Sunday, July 15, 2012

Self-giving love

Yesterday we had the opportunity to bring many of our Marianist high school students to the Bronx and then onto Montebello, New York.  Why go there on such a hot and humid summer day? We set off to do some volunteer work assisting the Sisters of Life move to a new location. We returned renewed, rejoicing, and exhausted.

And work we did. We were all amazed at the quantity of boxes. But our work was for a good cause. 

Our Pope speaks freely about this task of volunteer work. The Pope begins, “your commitment is a reason for confidence, since it shows that goodness exists and that it is growing in our midst. … For Christians, volunteer work is not merely an expression of good will. It is based on a personal experience of Christ”, Whose “grace helps us to discover within ourselves a human desire for solidarity and a fundamental vocation to love. … We also become visible instruments of His love in a world that still profoundly yearns for that love amid the poverty, loneliness, marginalisation and ignorance that we see all around us.

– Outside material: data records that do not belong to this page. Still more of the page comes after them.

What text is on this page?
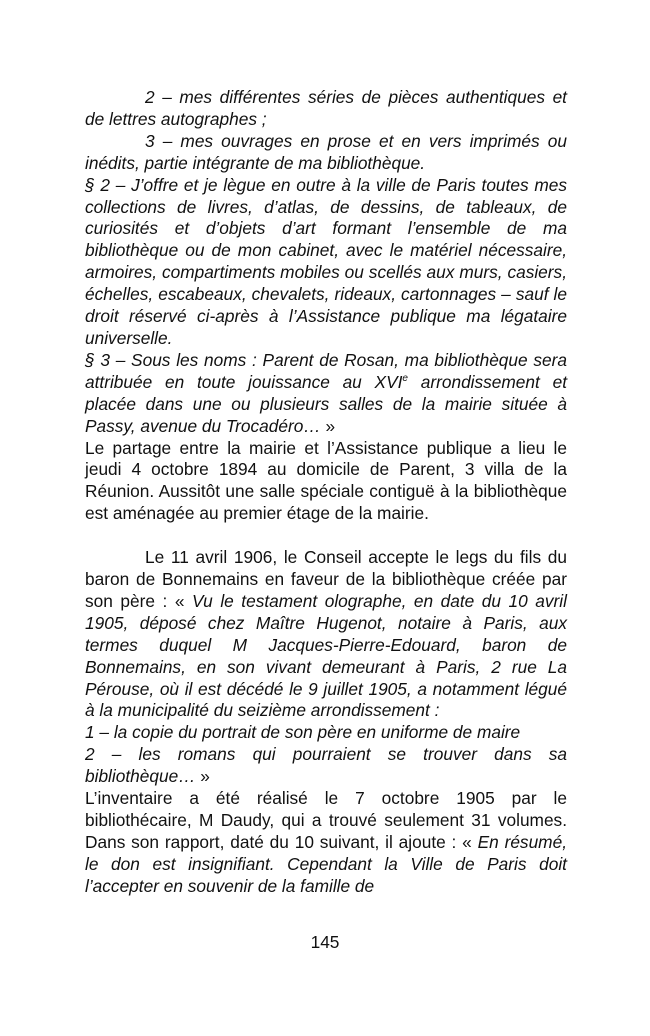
2 – mes différentes séries de pièces authentiques et de lettres autographes ;

3 – mes ouvrages en prose et en vers imprimés ou inédits, partie intégrante de ma bibliothèque.

§ 2 – J’offre et je lègue en outre à la ville de Paris toutes mes collections de livres, d’atlas, de dessins, de tableaux, de curiosités et d’objets d’art formant l’ensemble de ma bibliothèque ou de mon cabinet, avec le matériel nécessaire, armoires, compartiments mobiles ou scellés aux murs, casiers, échelles, escabeaux, chevalets, rideaux, cartonnages – sauf le droit réservé ci-après à l’Assistance publique ma légataire universelle.

§ 3 – Sous les noms : Parent de Rosan, ma bibliothèque sera attribuée en toute jouissance au XVIe arrondissement et placée dans une ou plusieurs salles de la mairie située à Passy, avenue du Trocadéro… »

Le partage entre la mairie et l’Assistance publique a lieu le jeudi 4 octobre 1894 au domicile de Parent, 3 villa de la Réunion. Aussitôt une salle spéciale contiguë à la bibliothèque est aménagée au premier étage de la mairie.

Le 11 avril 1906, le Conseil accepte le legs du fils du baron de Bonnemains en faveur de la bibliothèque créée par son père : « Vu le testament olographe, en date du 10 avril 1905, déposé chez Maître Hugenot, notaire à Paris, aux termes duquel M Jacques-Pierre-Edouard, baron de Bonnemains, en son vivant demeurant à Paris, 2 rue La Pérouse, où il est décédé le 9 juillet 1905, a notamment légué à la municipalité du seizième arrondissement :

1 – la copie du portrait de son père en uniforme de maire

2 – les romans qui pourraient se trouver dans sa bibliothèque… »

L’inventaire a été réalisé le 7 octobre 1905 par le bibliothécaire, M Daudy, qui a trouvé seulement 31 volumes. Dans son rapport, daté du 10 suivant, il ajoute : « En résumé, le don est insignifiant. Cependant la Ville de Paris doit l’accepter en souvenir de la famille de

145
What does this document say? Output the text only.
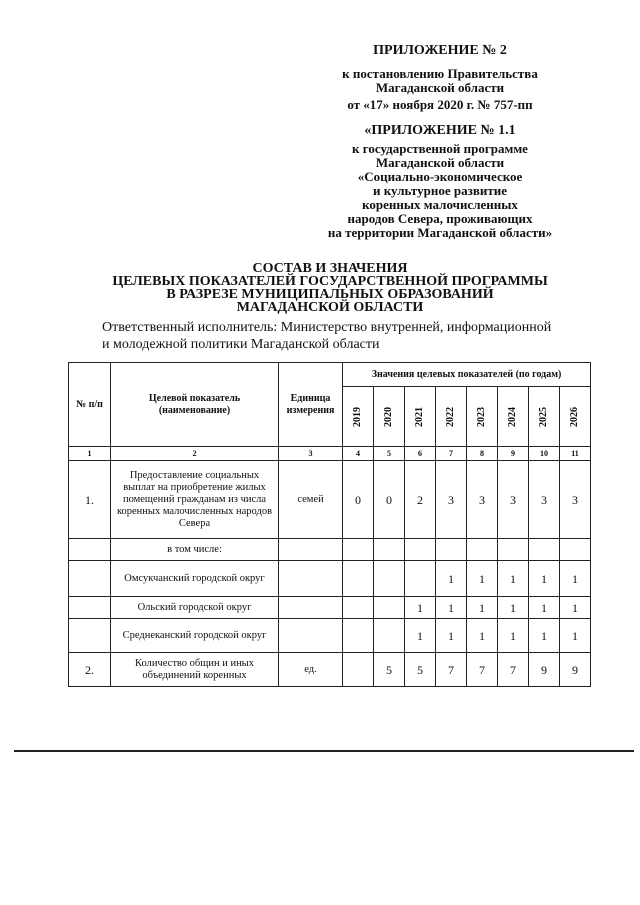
ПРИЛОЖЕНИЕ № 2
к постановлению Правительства
Магаданской области
от «17» ноября 2020 г. № 757-пп
«ПРИЛОЖЕНИЕ № 1.1
к государственной программе
Магаданской области
«Социально-экономическое
и культурное развитие
коренных малочисленных
народов Севера, проживающих
на территории Магаданской области»
СОСТАВ И ЗНАЧЕНИЯ
ЦЕЛЕВЫХ ПОКАЗАТЕЛЕЙ ГОСУДАРСТВЕННОЙ ПРОГРАММЫ
В РАЗРЕЗЕ МУНИЦИПАЛЬНЫХ ОБРАЗОВАНИЙ
МАГАДАНСКОЙ ОБЛАСТИ
Ответственный исполнитель: Министерство внутренней, информационной
и молодежной политики Магаданской области
№ п/п	Целевой показатель (наименование)	Единица измерения	Значения целевых показателей (по годам)							
			2019	2020	2021	2022	2023	2024	2025	2026
1	2	3	4	5	6	7	8	9	10	11
1.	Предоставление социальных выплат на приобретение жилых помещений гражданам из числа коренных малочисленных народов Севера	семей	0	0	2	3	3	3	3	3
	в том числе:									
	Омсукчанский городской округ					1	1	1	1	1
	Ольский городской округ				1	1	1	1	1	1
	Среднеканский городской округ				1	1	1	1	1	1
2.	Количество общин и иных объединений коренных	ед.		5	5	7	7	7	9	9
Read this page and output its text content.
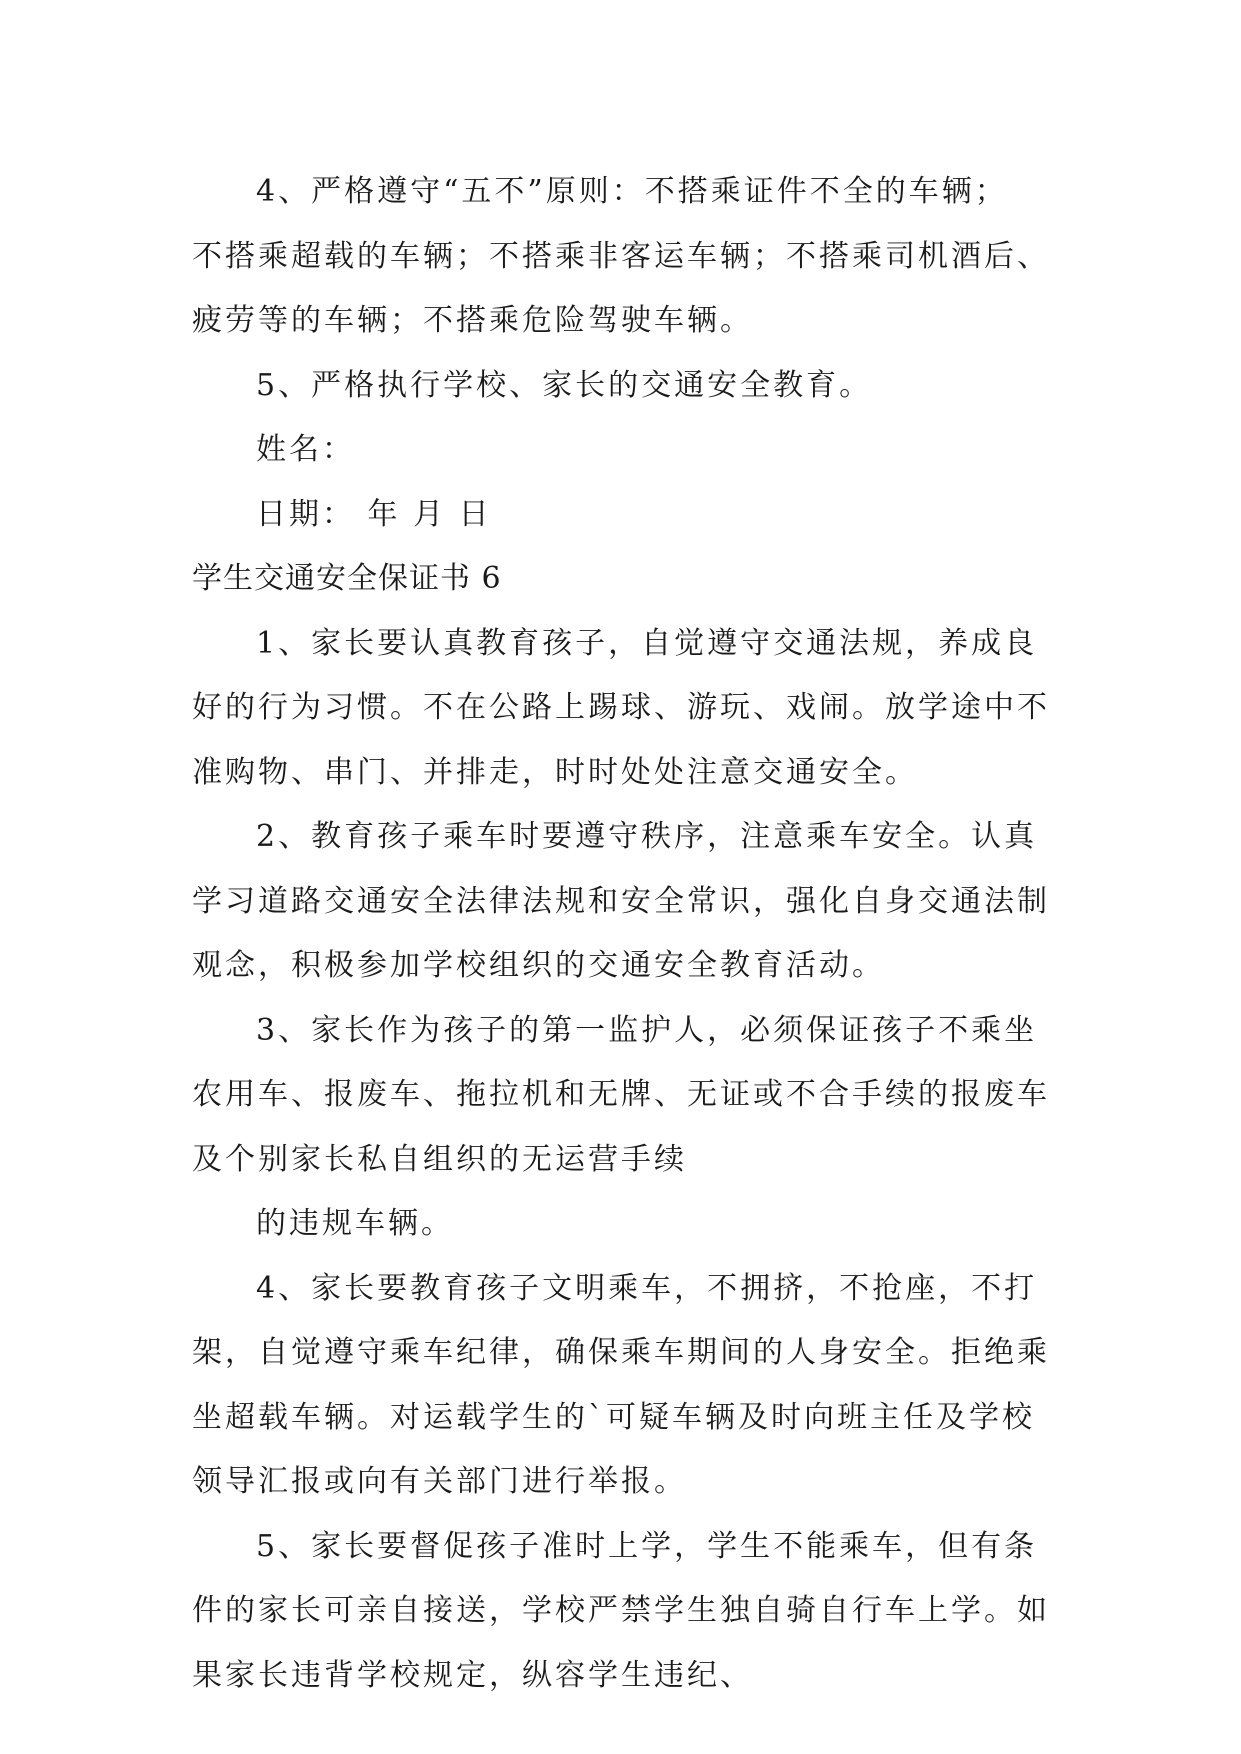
4、严格遵守“五不”原则：不搭乘证件不全的车辆；
不搭乘超载的车辆；不搭乘非客运车辆；不搭乘司机酒后、
疲劳等的车辆；不搭乘危险驾驶车辆。
5、严格执行学校、家长的交通安全教育。
姓名：
日期： 年 月 日
学生交通安全保证书 6
1、家长要认真教育孩子，自觉遵守交通法规，养成良
好的行为习惯。不在公路上踢球、游玩、戏闹。放学途中不
准购物、串门、并排走，时时处处注意交通安全。
2、教育孩子乘车时要遵守秩序，注意乘车安全。认真
学习道路交通安全法律法规和安全常识，强化自身交通法制
观念，积极参加学校组织的交通安全教育活动。
3、家长作为孩子的第一监护人，必须保证孩子不乘坐
农用车、报废车、拖拉机和无牌、无证或不合手续的报废车
及个别家长私自组织的无运营手续
的违规车辆。
4、家长要教育孩子文明乘车，不拥挤，不抢座，不打
架，自觉遵守乘车纪律，确保乘车期间的人身安全。拒绝乘
坐超载车辆。对运载学生的`可疑车辆及时向班主任及学校
领导汇报或向有关部门进行举报。
5、家长要督促孩子准时上学，学生不能乘车，但有条
件的家长可亲自接送，学校严禁学生独自骑自行车上学。如
果家长违背学校规定，纵容学生违纪、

“Of course”, he added, “Catholic volunteer work cannot respond to all these needs, but that does not discourage us. … The little that we manage to do to relieve human needs can be seen as a good seed that will grow and bear much fruit; it is a sign of Christ’s presence and love. … This is the nature of the witness which you, in all humility and conviction, offer to civil society. While it is the duty of public authority to acknowledge and to appreciate this contribution without distorting it, your role as Christians is to take an active part in the life of society, seeking to make it ever more humane, ever more marked by authentic freedom, justice and solidarity."

Benedict XVI went on: “Our meeting today takes place on the liturgical memorial of St. Martin of Tours. Often portrayed sharing his mantle with a poor man, Martin became a model of charity throughout Europe and indeed the whole world. Nowadays, volunteer work as a service of charity has become a universally recognised element of our modern culture. Nonetheless, its origins can still be seen in the particularly Christian concern for safeguarding, without discrimination, the dignity of the human person created in the image and likeness of God. If these spiritual roots are denied or obscured and the criteria of our collaboration become purely utilitarian, what is most distinctive about the service you provide risks being lost, to the detriment of society as a whole."

The Pope concluded his remarks by inviting young people “to discover in volunteer work a way to grow in the self-giving love which gives life its deepest meaning."